An anonymous security researcher going by the name of SandboxEscaper today publicly shared a second zero-day exploit that can be used to bypass a recently patched elevation of privilege vulnerability in the Microsoft Windows operating system.
SandboxEscaper is known for publicly dropping zero-day exploits for unpatched Windows vulnerabilities. In the past year, the hacker has disclosed over half a dozen zero-day vulnerabilities in Windows OS without actually bothering to make Microsoft aware of the issues first.
Just two weeks ago, the hacker disclosed four new Windows exploits, one of which was an exploit that could allow attackers to bypass a patched elevation of privilege vulnerability (CVE-2019-0841) in Windows that existed when Windows AppX Deployment Service (AppXSVC) improperly handles hard links.
Now, the hacker claims to have found a new way to bypass Microsoft security patch for the same vulnerability, allowing a specially crafted malicious application to escalate its privileges and take complete control of patched Windows machine.
Dubbed ByeBear, as shown in the video demonstration, the new exploit abuses Microsoft Edge browser to write discretionary access control list (DACL) as SYSTEM privilege.

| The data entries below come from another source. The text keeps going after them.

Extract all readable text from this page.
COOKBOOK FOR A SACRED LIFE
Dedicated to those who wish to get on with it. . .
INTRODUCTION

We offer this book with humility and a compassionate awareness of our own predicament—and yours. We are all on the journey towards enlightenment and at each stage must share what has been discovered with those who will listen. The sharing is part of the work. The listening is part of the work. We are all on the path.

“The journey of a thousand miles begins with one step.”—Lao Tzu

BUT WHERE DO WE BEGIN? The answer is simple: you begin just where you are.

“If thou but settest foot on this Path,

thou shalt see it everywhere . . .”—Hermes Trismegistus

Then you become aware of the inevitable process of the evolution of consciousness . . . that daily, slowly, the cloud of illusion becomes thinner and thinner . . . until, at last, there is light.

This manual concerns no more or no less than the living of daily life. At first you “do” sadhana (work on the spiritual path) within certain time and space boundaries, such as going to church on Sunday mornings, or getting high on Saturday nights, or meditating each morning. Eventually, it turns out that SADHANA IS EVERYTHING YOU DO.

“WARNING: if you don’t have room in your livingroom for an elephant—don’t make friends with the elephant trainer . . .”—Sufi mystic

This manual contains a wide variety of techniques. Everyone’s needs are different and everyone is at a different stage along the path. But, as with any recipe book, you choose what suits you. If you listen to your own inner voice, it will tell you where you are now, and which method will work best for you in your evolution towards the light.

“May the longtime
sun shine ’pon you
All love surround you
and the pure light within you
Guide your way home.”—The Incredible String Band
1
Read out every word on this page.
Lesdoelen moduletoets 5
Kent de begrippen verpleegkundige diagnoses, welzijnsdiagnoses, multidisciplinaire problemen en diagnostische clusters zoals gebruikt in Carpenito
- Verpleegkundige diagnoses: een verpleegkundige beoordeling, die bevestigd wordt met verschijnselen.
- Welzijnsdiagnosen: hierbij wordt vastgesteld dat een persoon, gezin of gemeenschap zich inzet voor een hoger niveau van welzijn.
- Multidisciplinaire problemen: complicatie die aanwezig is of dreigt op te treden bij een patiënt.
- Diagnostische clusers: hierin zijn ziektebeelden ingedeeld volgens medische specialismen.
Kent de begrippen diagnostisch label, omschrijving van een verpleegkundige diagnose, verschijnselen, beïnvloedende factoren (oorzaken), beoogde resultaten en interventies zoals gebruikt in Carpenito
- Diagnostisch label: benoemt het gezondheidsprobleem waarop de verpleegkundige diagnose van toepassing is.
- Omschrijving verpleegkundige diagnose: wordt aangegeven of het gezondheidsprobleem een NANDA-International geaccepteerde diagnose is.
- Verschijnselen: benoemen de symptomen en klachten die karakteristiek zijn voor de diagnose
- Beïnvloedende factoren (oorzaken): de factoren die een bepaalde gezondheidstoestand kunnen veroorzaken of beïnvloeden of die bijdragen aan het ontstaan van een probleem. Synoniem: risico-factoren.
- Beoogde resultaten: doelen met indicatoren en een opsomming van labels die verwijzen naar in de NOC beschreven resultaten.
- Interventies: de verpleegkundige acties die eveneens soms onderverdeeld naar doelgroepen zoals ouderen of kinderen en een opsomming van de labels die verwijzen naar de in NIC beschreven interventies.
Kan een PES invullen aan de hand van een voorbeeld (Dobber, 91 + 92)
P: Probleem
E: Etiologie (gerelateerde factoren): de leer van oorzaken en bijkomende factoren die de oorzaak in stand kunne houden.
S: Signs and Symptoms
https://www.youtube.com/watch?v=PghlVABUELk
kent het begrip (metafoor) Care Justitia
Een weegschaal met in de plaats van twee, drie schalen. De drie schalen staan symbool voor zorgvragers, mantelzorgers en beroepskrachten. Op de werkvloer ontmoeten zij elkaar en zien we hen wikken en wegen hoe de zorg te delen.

"It's going to increase the thread priority to increase our odds of winning the race condition that this exploits. If your VM freezes, it means you either have 1 core or set your VM to have multiple processors instead of multiple cores... which will also cause it to lock up," SandboxEscaper explains.
"This bug is most definitely not restricted to the edge. This will be triggered with other packages too. So you can definitely figure out a way to trigger this bug silently without having edge pop up. Or you could probably minimize edge as soon as it launches and closes it as soon as the bug completes."
"I think it will also trigger by just launching edge once, but sometimes you may have to wait for a little. I didn't do extensive testing...found this bug and quickly wrote up a PoC, took me like 2 hours total, finding LPEs is easy."
The next patch Tuesday updates from Microsoft are due on 11th June, and it would be interesting to see if the company would acknowledge four previous exploits and the new one and release security fixes to address them.